Kearns has yet to record a point in the playoffs -- or in an NHL game. But it is a small samples size, and the Sharks aren't asking him to be an offensive force.

"I try to adapt to my situation," Kearns said. "I'm fourth line up here, so I have to be smart. Get pucks out, get pucks in, get some hits. In the back of my mind I feel like I can be a difference-maker if given the opportunity. That's what I want to focus on. It's good enough in a sense to go out and play like a fourth-liner, but it's obviously even better if you can chip in here or there with a goal or an assist."

Sharks coach Todd McLellan said he didn't know much about Kearns until after San Jose signed him.

"Anytime you sign a player, you do some research," McLellan said. "The quality of the person stands out more than anything, his perseverance and commitment to work his way through. He did play five games last year for Florida, and one of them happened to be in our building, and there was some talk after the game, 'Who was that guy?' He had an impact on the game. He then spent … the lockout year in Worcester and was the leading scorer and a very important piece of that team.
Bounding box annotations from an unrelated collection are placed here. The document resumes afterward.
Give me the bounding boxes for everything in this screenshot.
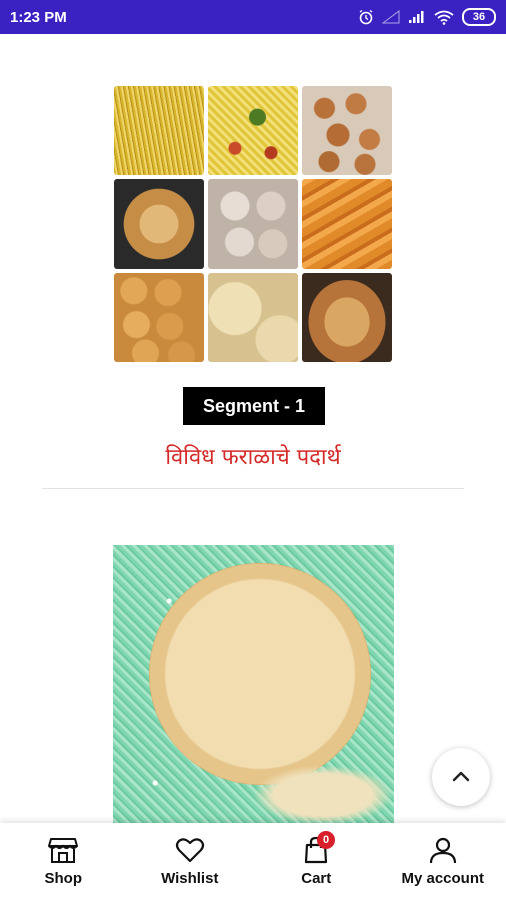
collage-tile (208, 272, 298, 362)
chevron-up-icon (452, 771, 470, 782)
collage-tile (302, 179, 392, 269)
nav-shop[interactable]: Shop (0, 823, 127, 900)
scroll-to-top-button[interactable] (432, 748, 490, 806)
bowl-image (149, 563, 371, 785)
cart-count-badge: 0 (317, 831, 335, 849)
collage-tile (208, 179, 298, 269)
collage-tile (302, 272, 392, 362)
nav-wishlist[interactable]: Wishlist (127, 823, 254, 900)
heart-icon (175, 838, 204, 863)
segment-badge[interactable]: Segment - 1 (183, 387, 325, 425)
user-icon (429, 837, 456, 864)
nav-wishlist-label: Wishlist (161, 870, 219, 887)
nav-cart-label: Cart (301, 870, 332, 887)
category-title[interactable]: विविध फराळाचे पदार्थ (0, 441, 506, 471)
alarm-icon (359, 9, 373, 25)
category-collage-image[interactable] (114, 86, 392, 362)
store-icon (48, 838, 79, 863)
divider (42, 488, 464, 489)
powder-spill (253, 765, 393, 825)
collage-tile (114, 179, 204, 269)
signal-icon (409, 11, 424, 23)
status-bar: 1:23 PM 36 (0, 0, 506, 34)
bottom-nav: Shop Wishlist 0 Cart My account (0, 823, 506, 900)
nav-cart[interactable]: 0 Cart (253, 823, 380, 900)
battery-icon: 36 (462, 8, 496, 26)
collage-tile (302, 86, 392, 176)
status-time: 1:23 PM (10, 8, 67, 26)
status-icons: 36 (358, 8, 496, 26)
wifi-icon (434, 10, 454, 25)
collage-tile (114, 272, 204, 362)
nav-shop-label: Shop (44, 870, 83, 887)
collage-tile (114, 86, 204, 176)
signal-icon (382, 10, 400, 24)
nav-my-account[interactable]: My account (380, 823, 506, 900)
collage-tile (208, 86, 298, 176)
nav-my-account-label: My account (401, 870, 484, 887)
product-image[interactable] (113, 545, 394, 825)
I believe he benefitted from the lockout. We got to know him more as an individual and felt comfortable and trusted him in our situation here."

Sharks defenseman Jason Demers called Kearns' long journey to the playoffs an awesome story of perseverance.

"It shows you you're never out of it," Demers said. "There's always a chance if you pay your dues and you work hard. Obviously, some guys get it earlier than others. He's well-deserving of that and he's done a great job with us so far this year. He's a real professional in and around the rink. It shows. All the guys in Worcester love him too. It's fun to see stories like that. It couldn't have happened to a better guy, that's for sure."